Without delving too deeply into the social content, which are evident and as apparently simple as they are complex to argue, returning to what we said at the beginning about the Weinstein scandal and what may have been the various accusations against him, all linked to what Weinstein's demands would have been in exchange for the possibility of success, it is easy to think of that principle of 'free choice' mentioned in Ari Folman's film. 'Free choice', which is clearly understood as the possibility specifically of rejecting his demands (in the film there is an explicit scene at the beginning where Robin Wright tells her producer that she would have preferred to sleep with him instead of giving up her image rights, before changing her mind...), but which would be only a partial reading of the situation. Where instead, we still have a dominant subject imposing a condition on someone who may evidently be unprepared for the situation and considers 'free choice' to yield to something that may seem easier.
To speak, in this case, of the 'victim's' guilty or complicity, as I have explained before, seems simplistic, while it appears to us instead that we are facing what, consciously or not, only falsely constitutes a free choice, being instead a complete surrender.

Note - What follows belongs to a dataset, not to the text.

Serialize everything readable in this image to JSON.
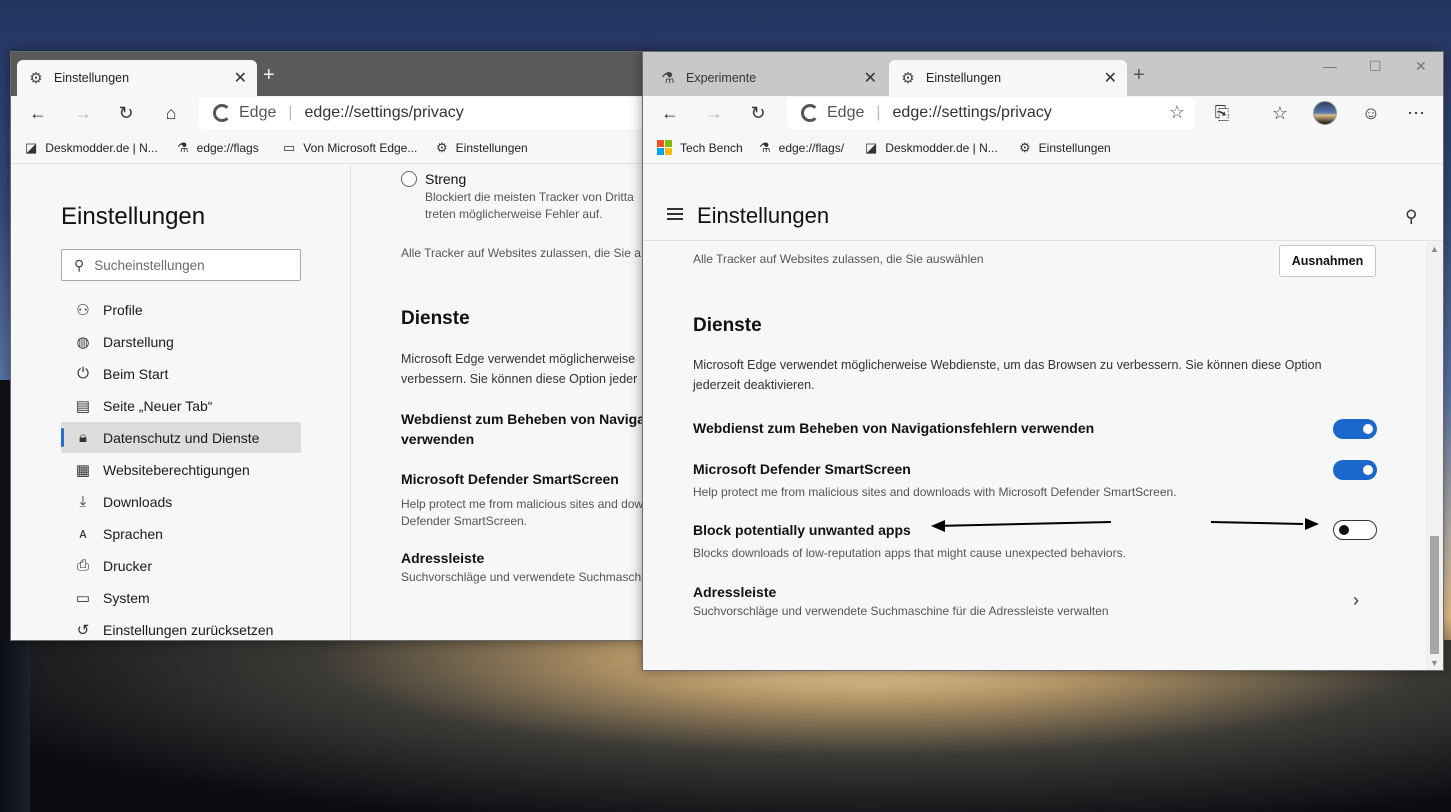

Thus, faced with this film, all Hollywood myths collapse, and the actors return to being merely people with their humanity, devoid of all those superstructures that are created and built around them even in their real and daily lives, where evidently even they can make mistakes just as we 'mere mortals' can.
'The Congress' is definitely one of the most brilliant science fiction films of recent years, and as far as I'm concerned, also a real revelation for the technique with which it was made: meticulously detailed, it works excellently both in live-action and animation scenes. The soundtrack by Max Richter is excellent.
Particularly brilliant is the performance of actress Robin Wright, clearly the figure around which the entire film revolves, but I especially want to highlight the excellence of Harvey Keitel in the role of Robin's agent, a protagonist only in the first part of the film but a standout with an exceptionally meaningful and emotional monologue that perhaps constitutes the true leitmotif and emotional legacy of the entire film.